After earning an undergraduate degree in English at Stanford University in California, Córdova radically shifted her academic interests, inspired by Neil Armstrong's trip to the Moon. She earned a doctorate in physics from the California Institute of Technology in Pasadena in 1979, and began her professional career that year as a researcher studying X-ray and γ-ray sources at Los Alamos National Laboratory in New Mexico. Córdova went on to lead the astronomy department at Pennsylvania State University in University Park during 1989–93.

She made the transition to administration in 1993, when she took the chief scientist job at NASA. She left after three years to become the vice chancellor for research at the University of California, Santa Barbara.
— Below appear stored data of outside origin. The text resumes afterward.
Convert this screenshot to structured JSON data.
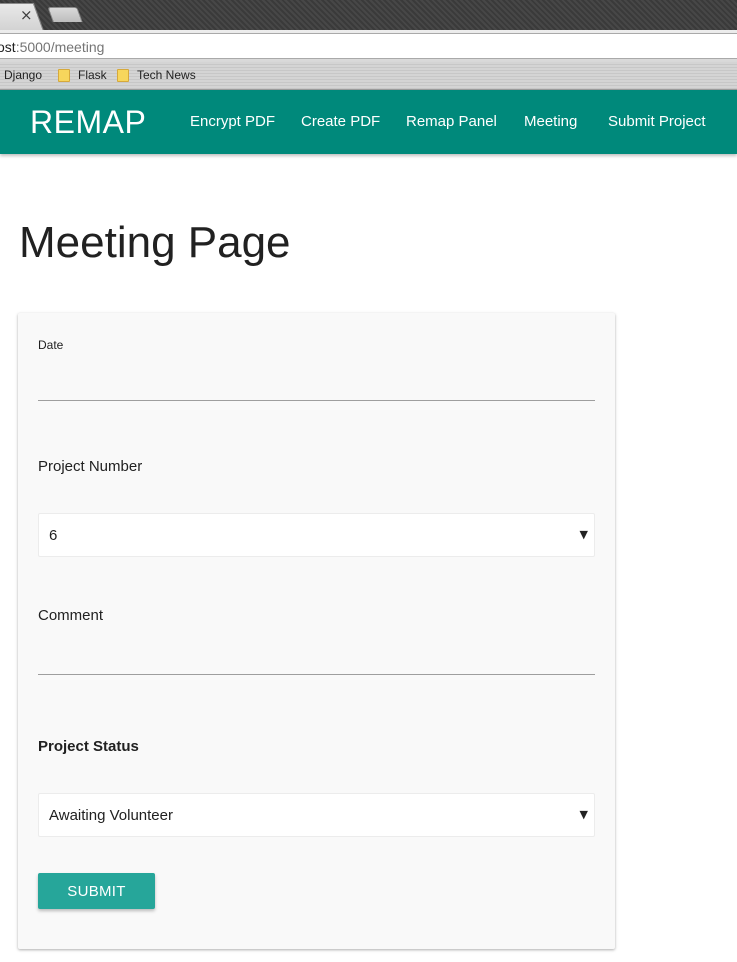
{
  "browser": {
    "tab_close_glyph": "×",
    "url_host": "ost",
    "url_path": ":5000/meeting",
    "bookmarks": [
      {
        "label": "Django",
        "icon": "folder-icon"
      },
      {
        "label": "Flask",
        "icon": "folder-icon"
      },
      {
        "label": "Tech News",
        "icon": "folder-icon"
      }
    ]
  },
  "navbar": {
    "brand": "REMAP",
    "links": [
      {
        "label": "Encrypt PDF"
      },
      {
        "label": "Create PDF"
      },
      {
        "label": "Remap Panel"
      },
      {
        "label": "Meeting"
      },
      {
        "label": "Submit Project"
      }
    ],
    "color": "#00897b"
  },
  "page": {
    "title": "Meeting Page"
  },
  "form": {
    "date": {
      "label": "Date",
      "value": ""
    },
    "project_number": {
      "label": "Project Number",
      "selected": "6"
    },
    "comment": {
      "label": "Comment",
      "value": ""
    },
    "project_status": {
      "label": "Project Status",
      "selected": "Awaiting Volunteer"
    },
    "submit_label": "SUBMIT",
    "button_color": "#26a69a"
  },
  "icons": {
    "select_caret": "▼"
  }
}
In 2002, Córdova was appointed chancellor of the University of California, Riverside, and in 2007 she moved to Purdue. In an interview at the time, she told Nature, “I like complexity, and thrive on stress — it keeps me energized.” Córdova left Purdue last year.

As the Obama administration’s nominee to lead the NSF, Córdova now begins the sometimes arduous process of winning confirmation from the US Senate. Although NSF candidates have traditionally garnered strong support on Capitol Hill, Córdova’s nomination comes at a time when Republican lawmakers have deployed a raft of procedural tactics to delay consideration of key Obama administration picks.